Zitten ze dan, in het Stadhuis. Met tientallen miljoenen tekort op de gedecentraliseerde zorg; toch het eerste dat mensen nodig hebben, of het nu om gespecialiseerde jongerenzorg, thuiszorg in verband met het langer zelfstandig thuis moeten wonen, of bijstand is. Tientallen miljoenen per jaar worden er uitgegeven aan extern ingehuurd personeel, terwijl het nog geen wethouder gelukt is om het eigen apparaat van 1700 fte uit te mesten of up-to-date te brengen met de snelheid waar de TDK om lijkt te schreeuwen.
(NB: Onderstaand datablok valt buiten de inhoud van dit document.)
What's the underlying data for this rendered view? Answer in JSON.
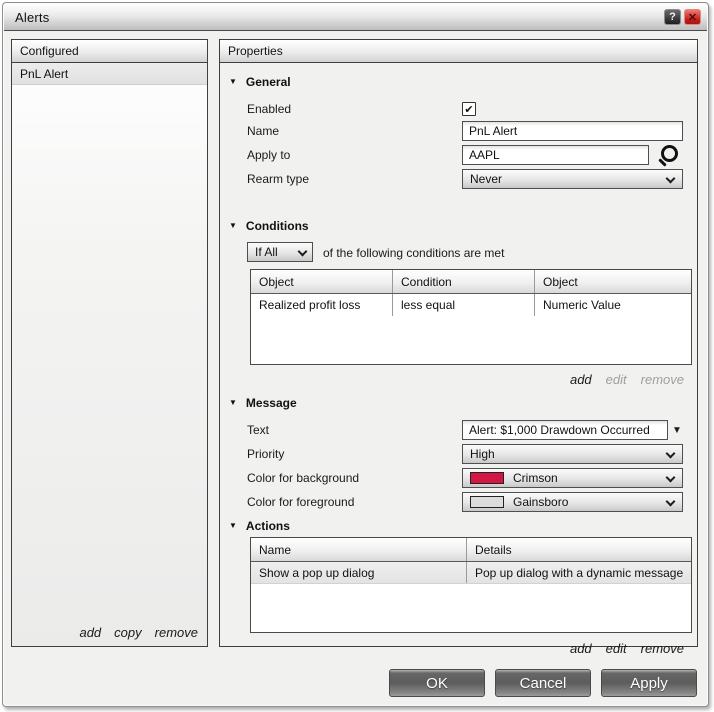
{
  "window": {
    "title": "Alerts"
  },
  "icons": {
    "help": "?",
    "close": "✕",
    "section_collapse": "▼",
    "combo_arrow": "▼",
    "check": "✔"
  },
  "configured": {
    "header": "Configured",
    "items": [
      {
        "label": "PnL Alert"
      }
    ],
    "links": {
      "add": "add",
      "copy": "copy",
      "remove": "remove"
    }
  },
  "properties": {
    "header": "Properties",
    "general": {
      "title": "General",
      "enabled_label": "Enabled",
      "name_label": "Name",
      "name_value": "PnL Alert",
      "apply_to_label": "Apply to",
      "apply_to_value": "AAPL",
      "rearm_label": "Rearm type",
      "rearm_value": "Never"
    },
    "conditions": {
      "title": "Conditions",
      "match_value": "If All",
      "match_text": "of the following conditions are met",
      "headers": [
        "Object",
        "Condition",
        "Object"
      ],
      "rows": [
        [
          "Realized profit loss",
          "less equal",
          "Numeric Value"
        ]
      ],
      "links": {
        "add": "add",
        "edit": "edit",
        "remove": "remove"
      }
    },
    "message": {
      "title": "Message",
      "text_label": "Text",
      "text_value": "Alert: $1,000 Drawdown Occurred",
      "priority_label": "Priority",
      "priority_value": "High",
      "background_label": "Color for background",
      "background_value": "Crimson",
      "background_color": "#D31745",
      "foreground_label": "Color for foreground",
      "foreground_value": "Gainsboro",
      "foreground_color": "#DCDCDC"
    },
    "actions": {
      "title": "Actions",
      "headers": [
        "Name",
        "Details"
      ],
      "rows": [
        [
          "Show a pop up dialog",
          "Pop up dialog with a dynamic message"
        ]
      ],
      "links": {
        "add": "add",
        "edit": "edit",
        "remove": "remove"
      }
    }
  },
  "footer": {
    "ok": "OK",
    "cancel": "Cancel",
    "apply": "Apply"
  }
}
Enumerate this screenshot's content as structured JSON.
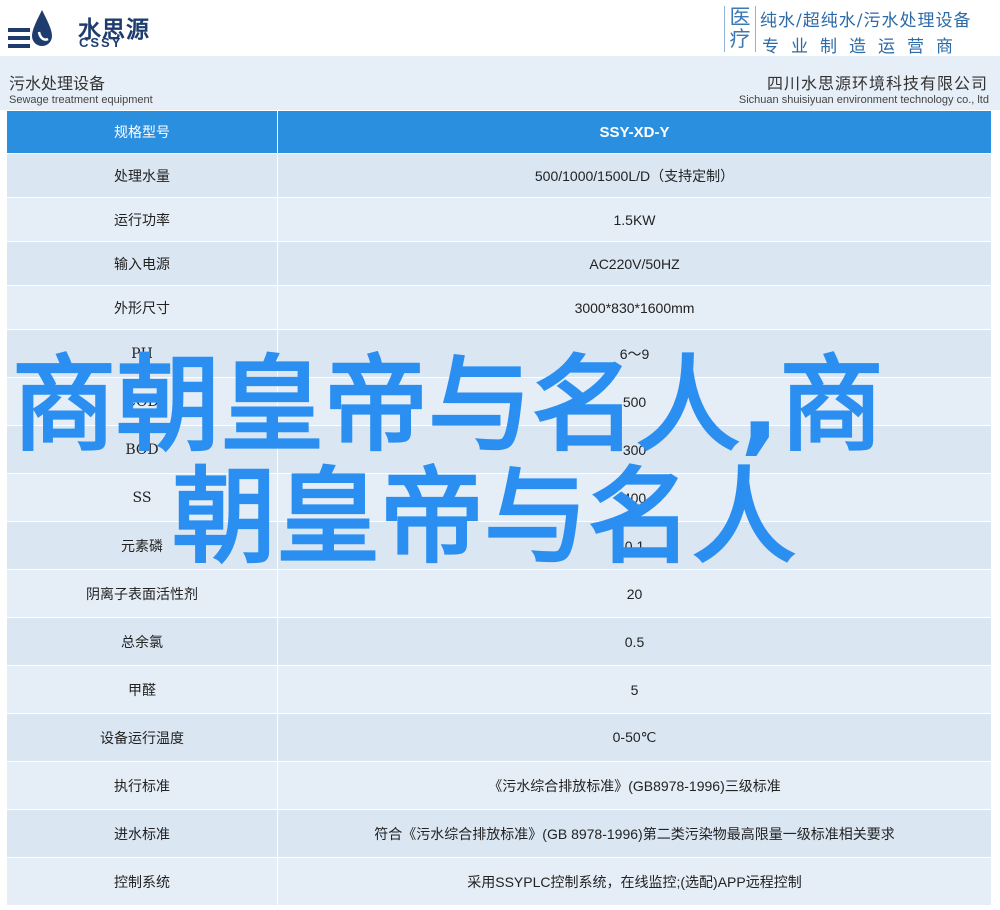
{
  "brand": {
    "name_cn": "水思源",
    "name_en": "CSSY",
    "category_chars": [
      "医",
      "疗"
    ],
    "tagline_1": "纯水/超纯水/污水处理设备",
    "tagline_2": "专业制造运营商",
    "accent_color": "#2b8fe0",
    "logo_color": "#1e3d6e"
  },
  "subheader": {
    "product_cn": "污水处理设备",
    "product_en": "Sewage treatment equipment",
    "company_cn": "四川水思源环境科技有限公司",
    "company_en": "Sichuan shuisiyuan environment technology co., ltd"
  },
  "table": {
    "header": {
      "key": "规格型号",
      "value": "SSY-XD-Y"
    },
    "rows": [
      {
        "key": "处理水量",
        "value": "500/1000/1500L/D（支持定制）"
      },
      {
        "key": "运行功率",
        "value": "1.5KW"
      },
      {
        "key": "输入电源",
        "value": "AC220V/50HZ"
      },
      {
        "key": "外形尺寸",
        "value": "3000*830*1600mm"
      },
      {
        "key": "PH",
        "value": "6～9"
      },
      {
        "key": "COD",
        "value": "500"
      },
      {
        "key": "BOD",
        "value": "300"
      },
      {
        "key": "SS",
        "value": "400"
      },
      {
        "key": "元素磷",
        "value": "0.1"
      },
      {
        "key": "阴离子表面活性剂",
        "value": "20"
      },
      {
        "key": "总余氯",
        "value": "0.5"
      },
      {
        "key": "甲醛",
        "value": "5"
      },
      {
        "key": "设备运行温度",
        "value": "0-50℃"
      },
      {
        "key": "执行标准",
        "value": "《污水综合排放标准》(GB8978-1996)三级标准"
      },
      {
        "key": "进水标准",
        "value": "符合《污水综合排放标准》(GB 8978-1996)第二类污染物最高限量一级标准相关要求"
      },
      {
        "key": "控制系统",
        "value": "采用SSYPLC控制系统，在线监控;(选配)APP远程控制"
      }
    ]
  },
  "overlay": {
    "line1": "商朝皇帝与名人,商",
    "line2": "朝皇帝与名人",
    "color": "#2a8ff0"
  }
}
Veel beleidsterreinen zijn via stichtingen buiten de gemeentelijke organisatie gezet, waardoor het geheel nog moeilijker te coördineren valt en rollen nog onduidelijker zijn geworden. Als je in het MMC wordt opgenomen en behandeld, tref je te weinig en oververmoeid en gestresst personeel aan, dat echter nog steeds professioneel en vriendelijk is. Vrijwilligers rijden je naar de – o ironie – CT-scanner van Philips uit het jaar nul omdat er in de zorg nauwelijks geld is voor innovatie. Dat is óók Brainport: stad van twee werkelijkheden, twee snelheden. Heel veel mensen die nauwelijks rond kunnen komen, afhankelijk van de voedsel- en kledingbank zijn, hopen op een bijdrage uit een fonds zodat hun kind ook op schoolreisje kan en een Sinterklaascadeautje krijgt.
Groots om in te leven, dorps in groot denken
Ons stadsbestuur blinkt uit in onvermogen. En het komt mij ook voor dat de mensen die aan de knoppen zitten en beslissingen nemen, nooit buiten komen. Terwijl in het gratis weekkrantje een wethouder zegt steeds zoveel Eindhovenaren te ontmoeten, spreekt een andere wethouder wartaal over organisatie en horizonten, en zitten twee anderen met een schijnbaar onmogelijk probleem van een gigantisch begrotingstekort. Visieloos, hopeloos, wereldvreemd. Via een G1000 en de Stad van Morgen en stadsdiscussies roepen dat er geluisterd wordt, maar ondertussen doelloos in het duister tastend. Onwetend of gevangen in eigen cynisme? De verkiezingen in het achterhoofd?
Benieuwd waar ons stadsbestuur mee komt om al het bovenstaande het hoofd te bieden. En zou de coalitievorming volgend jaar nu eindelijk eens een GLOW-momentje worden, met verhaallijnen die zowel inhoudelijk als budgettair logisch bij elkaar komen, passend bij de vraag van de inwoners en bedrijven? Of zouden er weer bij meerdere flessen champagne in één van onze schitterende regio-watermolens tegen heug en meug portefeuilles verdeeld worden terwijl men zit te zuchten dat het toch niet te geloven is met welke zooi het nieuwe bestuur wordt opgezadeld?
Eindhoven is groots om in te leven. Groot in kleine dorpen. Dorps in groot denken. Groot in ambitie, klein in uitvoering. Grote bek, klein hartje. Kleinschalig, grootgegroeid. Grootse sfeer met een hoofdletter G, klein in de slimste chips van de wereld.
Misschien moet je een stad gewoon besturen als een modern bedrijf. Company town 2.0. Van de wieg tot het graf met de stad als campus. All-inclusive voor de dolende moderne mens.